Dalam ajaran Islam, puasa merupakan salah satu kewajiban bagi setiap Muslim yang telah memenuhi syarat. Namun, ada kondisi-kondisi tertentu yang membolehkan seseorang untuk tidak berpuasa dan menggantinya di hari lain. Sebagaimana firman Allah dalam Al-Qur’an:
“… maka barangsiapa di antara kamu sakit atau dalam perjalanan (lalu tidak berpuasa), maka (wajib mengganti) sebanyak hari yang ditinggalkan pada hari-hari yang lain. Dan bagi orang yang berat menjalankannya, wajib membayar fidyah, yaitu memberi makan seorang miskin …” (QS Al-Baqarah [2]: 184).
Ayat ini menjelaskan bahwa seseorang yang tidak mampu menjalankan puasa karena sakit atau perjalanan wajib menggantinya di kemudian hari. Jika kondisi kesehatannya tidak memungkinkan untuk mengganti puasa di hari lain, maka ia diperbolehkan membayar fidyah dengan memberi makan seorang miskin untuk setiap hari puasa yang ditinggalkan.
Bayar Utang Puasa bagi Orangtua yang Masih Hidup
Ketika seseorang sudah lanjut usia dan mengalami sakit yang tidak memungkinkan untuk berpuasa atau menggantinya di hari lain, maka Islam memberikan keringanan dengan membayar fidyah. Dalam situasi ini, anak tidak diwajibkan untuk mengqadha puasa orangtuanya yang masih hidup, sebab tanggung jawab ibadah tetap menjadi kewajiban individu masing-masing.
Membayar fidyah dalam bentuk memberi makan orang miskin menjadi solusi yang ditawarkan dalam Islam bagi orang tua yang tidak lagi mampu berpuasa. Hal ini sejalan dengan prinsip keringanan (rukhsah) dalam syariat, yang tidak memberatkan umatnya dalam menjalankan kewajiban agama.
Qadha Puasa bagi Orangtua yang Telah Meninggal
Berbeda dengan kasus orangtua yang masih hidup, Islam membolehkan ahli waris untuk mengqadha puasa orangtua yang telah meninggal dunia jika mereka masih memiliki utang puasa. Hal ini didasarkan pada beberapa hadis Rasulullah Saw.
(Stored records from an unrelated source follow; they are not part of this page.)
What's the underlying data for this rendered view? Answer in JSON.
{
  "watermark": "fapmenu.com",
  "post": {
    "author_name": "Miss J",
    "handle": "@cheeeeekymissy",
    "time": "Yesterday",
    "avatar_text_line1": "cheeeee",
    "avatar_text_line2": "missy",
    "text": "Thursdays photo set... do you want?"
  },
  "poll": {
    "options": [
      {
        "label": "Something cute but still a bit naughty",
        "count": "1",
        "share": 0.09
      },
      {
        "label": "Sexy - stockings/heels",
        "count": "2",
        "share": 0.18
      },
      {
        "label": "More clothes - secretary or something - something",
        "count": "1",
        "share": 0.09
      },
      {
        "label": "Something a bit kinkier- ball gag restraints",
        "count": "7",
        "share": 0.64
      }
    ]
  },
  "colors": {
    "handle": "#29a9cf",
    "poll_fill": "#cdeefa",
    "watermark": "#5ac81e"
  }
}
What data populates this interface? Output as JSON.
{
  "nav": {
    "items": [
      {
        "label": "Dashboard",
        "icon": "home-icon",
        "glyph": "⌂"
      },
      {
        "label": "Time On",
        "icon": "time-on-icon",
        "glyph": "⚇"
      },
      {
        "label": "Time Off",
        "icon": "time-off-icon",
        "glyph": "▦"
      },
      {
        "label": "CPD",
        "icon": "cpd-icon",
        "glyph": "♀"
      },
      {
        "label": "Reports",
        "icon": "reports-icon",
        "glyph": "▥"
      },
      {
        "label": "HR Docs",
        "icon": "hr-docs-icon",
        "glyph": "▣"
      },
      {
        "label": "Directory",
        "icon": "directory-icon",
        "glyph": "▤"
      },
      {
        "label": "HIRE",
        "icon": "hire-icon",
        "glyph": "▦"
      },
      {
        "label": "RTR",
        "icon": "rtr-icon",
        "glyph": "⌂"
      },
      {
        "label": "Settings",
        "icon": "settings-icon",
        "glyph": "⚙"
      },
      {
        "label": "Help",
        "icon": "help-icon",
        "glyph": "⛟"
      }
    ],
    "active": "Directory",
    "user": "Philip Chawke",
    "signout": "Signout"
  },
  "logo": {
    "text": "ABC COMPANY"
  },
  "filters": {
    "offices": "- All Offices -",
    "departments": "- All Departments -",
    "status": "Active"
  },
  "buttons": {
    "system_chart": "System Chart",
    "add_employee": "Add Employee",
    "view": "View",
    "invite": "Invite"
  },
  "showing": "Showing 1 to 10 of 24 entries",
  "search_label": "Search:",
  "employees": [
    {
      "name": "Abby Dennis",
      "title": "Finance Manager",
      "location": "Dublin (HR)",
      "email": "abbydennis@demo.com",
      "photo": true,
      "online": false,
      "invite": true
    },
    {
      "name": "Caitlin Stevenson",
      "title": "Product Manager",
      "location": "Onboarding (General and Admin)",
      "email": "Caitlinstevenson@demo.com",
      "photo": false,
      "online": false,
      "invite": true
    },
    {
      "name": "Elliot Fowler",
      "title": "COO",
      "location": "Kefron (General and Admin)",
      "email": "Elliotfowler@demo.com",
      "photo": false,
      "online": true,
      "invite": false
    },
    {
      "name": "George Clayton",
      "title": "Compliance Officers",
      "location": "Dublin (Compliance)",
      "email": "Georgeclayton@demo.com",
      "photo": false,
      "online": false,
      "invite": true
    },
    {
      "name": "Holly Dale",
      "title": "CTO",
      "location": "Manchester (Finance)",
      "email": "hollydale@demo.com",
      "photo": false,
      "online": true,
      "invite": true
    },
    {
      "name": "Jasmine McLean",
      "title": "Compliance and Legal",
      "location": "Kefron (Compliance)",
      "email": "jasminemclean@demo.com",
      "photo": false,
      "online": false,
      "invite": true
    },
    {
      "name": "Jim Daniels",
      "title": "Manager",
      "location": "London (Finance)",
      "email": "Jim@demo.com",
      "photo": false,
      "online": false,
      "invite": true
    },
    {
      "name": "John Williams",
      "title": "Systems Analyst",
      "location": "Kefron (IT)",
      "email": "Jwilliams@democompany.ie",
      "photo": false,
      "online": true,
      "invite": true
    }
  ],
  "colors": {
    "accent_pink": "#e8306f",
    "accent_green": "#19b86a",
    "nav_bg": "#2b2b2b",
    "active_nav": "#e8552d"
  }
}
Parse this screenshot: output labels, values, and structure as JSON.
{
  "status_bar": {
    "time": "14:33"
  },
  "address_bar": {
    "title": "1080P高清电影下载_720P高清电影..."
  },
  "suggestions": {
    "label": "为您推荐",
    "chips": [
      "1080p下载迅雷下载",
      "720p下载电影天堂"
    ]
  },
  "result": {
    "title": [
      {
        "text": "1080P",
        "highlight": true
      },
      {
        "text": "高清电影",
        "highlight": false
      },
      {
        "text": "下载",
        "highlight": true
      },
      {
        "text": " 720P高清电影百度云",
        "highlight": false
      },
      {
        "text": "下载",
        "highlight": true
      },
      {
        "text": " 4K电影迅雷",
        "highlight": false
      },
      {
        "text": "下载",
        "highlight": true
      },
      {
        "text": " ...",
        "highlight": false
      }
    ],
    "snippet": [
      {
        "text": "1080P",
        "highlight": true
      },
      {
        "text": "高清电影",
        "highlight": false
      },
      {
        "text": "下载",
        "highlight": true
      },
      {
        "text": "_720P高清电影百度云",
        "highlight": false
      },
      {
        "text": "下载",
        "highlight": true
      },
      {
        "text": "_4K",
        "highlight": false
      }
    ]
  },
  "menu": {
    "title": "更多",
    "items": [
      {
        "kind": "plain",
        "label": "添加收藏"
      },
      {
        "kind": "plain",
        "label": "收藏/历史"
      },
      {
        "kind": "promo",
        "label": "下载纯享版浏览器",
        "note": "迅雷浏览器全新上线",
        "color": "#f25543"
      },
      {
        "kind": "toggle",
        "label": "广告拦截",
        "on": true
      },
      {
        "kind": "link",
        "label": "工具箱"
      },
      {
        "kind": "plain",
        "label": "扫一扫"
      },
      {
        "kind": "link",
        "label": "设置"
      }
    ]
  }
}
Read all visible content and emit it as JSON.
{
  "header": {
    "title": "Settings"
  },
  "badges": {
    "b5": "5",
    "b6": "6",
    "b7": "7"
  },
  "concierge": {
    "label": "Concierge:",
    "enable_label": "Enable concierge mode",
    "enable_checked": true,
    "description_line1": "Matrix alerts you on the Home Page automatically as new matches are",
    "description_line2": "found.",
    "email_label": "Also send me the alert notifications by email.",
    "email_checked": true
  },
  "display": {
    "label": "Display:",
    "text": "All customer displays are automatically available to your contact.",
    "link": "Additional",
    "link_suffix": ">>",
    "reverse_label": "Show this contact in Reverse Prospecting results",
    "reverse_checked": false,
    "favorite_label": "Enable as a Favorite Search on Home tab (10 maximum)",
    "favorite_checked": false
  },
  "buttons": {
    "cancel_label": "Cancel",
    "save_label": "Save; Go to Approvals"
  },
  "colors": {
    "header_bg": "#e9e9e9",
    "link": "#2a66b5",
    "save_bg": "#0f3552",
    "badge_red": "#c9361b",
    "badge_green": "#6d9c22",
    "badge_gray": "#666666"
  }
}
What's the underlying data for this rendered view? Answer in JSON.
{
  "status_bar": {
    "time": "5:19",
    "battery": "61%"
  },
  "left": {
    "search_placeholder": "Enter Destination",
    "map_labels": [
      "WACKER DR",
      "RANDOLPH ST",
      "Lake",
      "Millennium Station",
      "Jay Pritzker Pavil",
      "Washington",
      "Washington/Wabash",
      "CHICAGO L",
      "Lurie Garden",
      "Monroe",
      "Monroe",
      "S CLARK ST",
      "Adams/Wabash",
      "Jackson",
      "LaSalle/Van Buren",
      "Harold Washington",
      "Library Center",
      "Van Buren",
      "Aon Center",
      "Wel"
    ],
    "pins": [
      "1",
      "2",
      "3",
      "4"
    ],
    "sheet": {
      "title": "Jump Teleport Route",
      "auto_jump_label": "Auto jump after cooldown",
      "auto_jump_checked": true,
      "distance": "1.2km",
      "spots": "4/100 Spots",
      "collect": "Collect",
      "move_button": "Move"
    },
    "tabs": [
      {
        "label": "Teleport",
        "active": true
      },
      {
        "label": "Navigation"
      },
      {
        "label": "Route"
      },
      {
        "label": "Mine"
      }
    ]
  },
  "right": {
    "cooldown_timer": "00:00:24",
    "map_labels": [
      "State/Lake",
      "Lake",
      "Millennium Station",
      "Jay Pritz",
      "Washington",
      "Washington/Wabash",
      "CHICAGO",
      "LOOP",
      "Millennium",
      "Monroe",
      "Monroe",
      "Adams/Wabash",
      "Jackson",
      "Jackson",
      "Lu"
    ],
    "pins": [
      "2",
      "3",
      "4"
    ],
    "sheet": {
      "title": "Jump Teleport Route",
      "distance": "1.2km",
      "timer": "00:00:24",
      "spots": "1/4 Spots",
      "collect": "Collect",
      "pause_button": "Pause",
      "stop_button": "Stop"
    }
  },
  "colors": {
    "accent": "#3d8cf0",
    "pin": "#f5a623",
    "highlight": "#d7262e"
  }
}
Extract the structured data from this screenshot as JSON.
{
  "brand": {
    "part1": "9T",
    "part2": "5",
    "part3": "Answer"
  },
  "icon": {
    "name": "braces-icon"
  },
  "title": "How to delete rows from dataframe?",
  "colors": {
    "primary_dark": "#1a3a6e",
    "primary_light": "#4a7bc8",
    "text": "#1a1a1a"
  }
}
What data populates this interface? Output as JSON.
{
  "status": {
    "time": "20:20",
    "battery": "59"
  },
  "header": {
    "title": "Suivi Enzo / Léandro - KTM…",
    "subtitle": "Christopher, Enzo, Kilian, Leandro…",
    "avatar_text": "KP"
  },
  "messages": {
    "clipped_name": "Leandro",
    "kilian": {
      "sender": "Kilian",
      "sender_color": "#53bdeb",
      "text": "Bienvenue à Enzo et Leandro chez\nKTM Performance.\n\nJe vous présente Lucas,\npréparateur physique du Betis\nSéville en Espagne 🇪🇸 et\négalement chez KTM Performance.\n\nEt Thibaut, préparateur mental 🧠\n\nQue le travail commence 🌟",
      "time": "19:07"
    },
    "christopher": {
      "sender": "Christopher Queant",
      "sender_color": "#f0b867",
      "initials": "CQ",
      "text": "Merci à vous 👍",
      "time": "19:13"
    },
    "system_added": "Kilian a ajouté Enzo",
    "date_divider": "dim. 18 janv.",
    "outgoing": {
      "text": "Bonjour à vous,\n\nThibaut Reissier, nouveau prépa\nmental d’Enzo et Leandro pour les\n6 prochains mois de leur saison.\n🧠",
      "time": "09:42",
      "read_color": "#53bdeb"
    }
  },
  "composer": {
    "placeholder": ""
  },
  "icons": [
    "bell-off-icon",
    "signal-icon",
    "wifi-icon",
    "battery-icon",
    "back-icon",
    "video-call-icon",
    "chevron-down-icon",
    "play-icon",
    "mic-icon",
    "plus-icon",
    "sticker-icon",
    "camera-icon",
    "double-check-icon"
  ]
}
Dalam sebuah hadis, Aisyah radhiyallahu ‘anha meriwayatkan bahwa Rasulullah Saw bersabda:
مَنْ مَاتَ وَعَلَيْهِ صِيَامٌ صَامَ عَنْهُ وَلِيُّهُ [متفق عليه]
“Barangsiapa meninggal dunia padahal ia berutang puasa, maka walinyalah yang berpuasa untuknya” (Muttafaq ‘Alaih).
Demikian pula dalam riwayat Ibnu Abbas radhiyallahu ‘anhu, diceritakan bahwa seorang laki-laki datang kepada Nabi Saw dan bertanya tentang ibunya yang telah meninggal dunia tetapi masih memiliki utang puasa. Nabi Saw menjawab:
لَوْ كَانَ عَلَى أُمِّكَ دَيْنٌ، أَكُنْتَ قاَضِيَهُ عَنْهَا؟ قَالَ: نَعَمْ. قَالَ: فَدَيْنُ اللهِ أَحَقٌ أَنْ يُقْضَى [رواه البخاري]
“Jika seandainya ibumu memiliki utang, apakah engkau akan membayarkannya?” Laki-laki itu menjawab, ‘Iya.’ Maka Nabi Saw bersabda: ‘Utang kepada Allah lebih berhak untuk ditunaikan’” (HR Al-Bukhari).
Dalam hadis lain, dikisahkan bahwa seorang wanita datang kepada Nabi Saw dan bertanya tentang ibunya yang meninggal dalam keadaan memiliki kewajiban puasa. Rasulullah Saw memberikan jawaban yang sama, bahwa utang kepada Allah lebih berhak untuk ditunaikan (HR Muslim).
Dari hadis-hadis ini, diperbolehkan bagi ahli waris untuk mengqadha puasa orangtua yang telah meninggal dunia. Bahkan, jika puasa tersebut merupakan bagian dari nadzar yang belum ditunaikan, maka kewajiban itu tetap harus dipenuhi oleh keluarganya.
Sebagaimana dalam riwayat Ahmad, seorang perempuan bernadzar untuk berpuasa jika selamat dari perjalanan laut, namun ia meninggal sebelum melaksanakannya. Rasulullah Saw bersabda kepada keluarganya, “Berpuasalah untuknya” (HR Ahmad).
Dari dalil-dalil di atas, dapat disimpulkan bahwa Islam memberikan solusi yang berbeda untuk kasus qadha puasa orangtua yang masih hidup dan yang telah meninggal.
Bagi yang masih hidup tetapi tidak mampu lagi berpuasa, maka fidyah adalah gantinya. Sedangkan bagi yang telah meninggal dan masih memiliki kewajiban puasa, maka ahli waris dapat menggantikannya dengan berpuasa untuknya (qadha).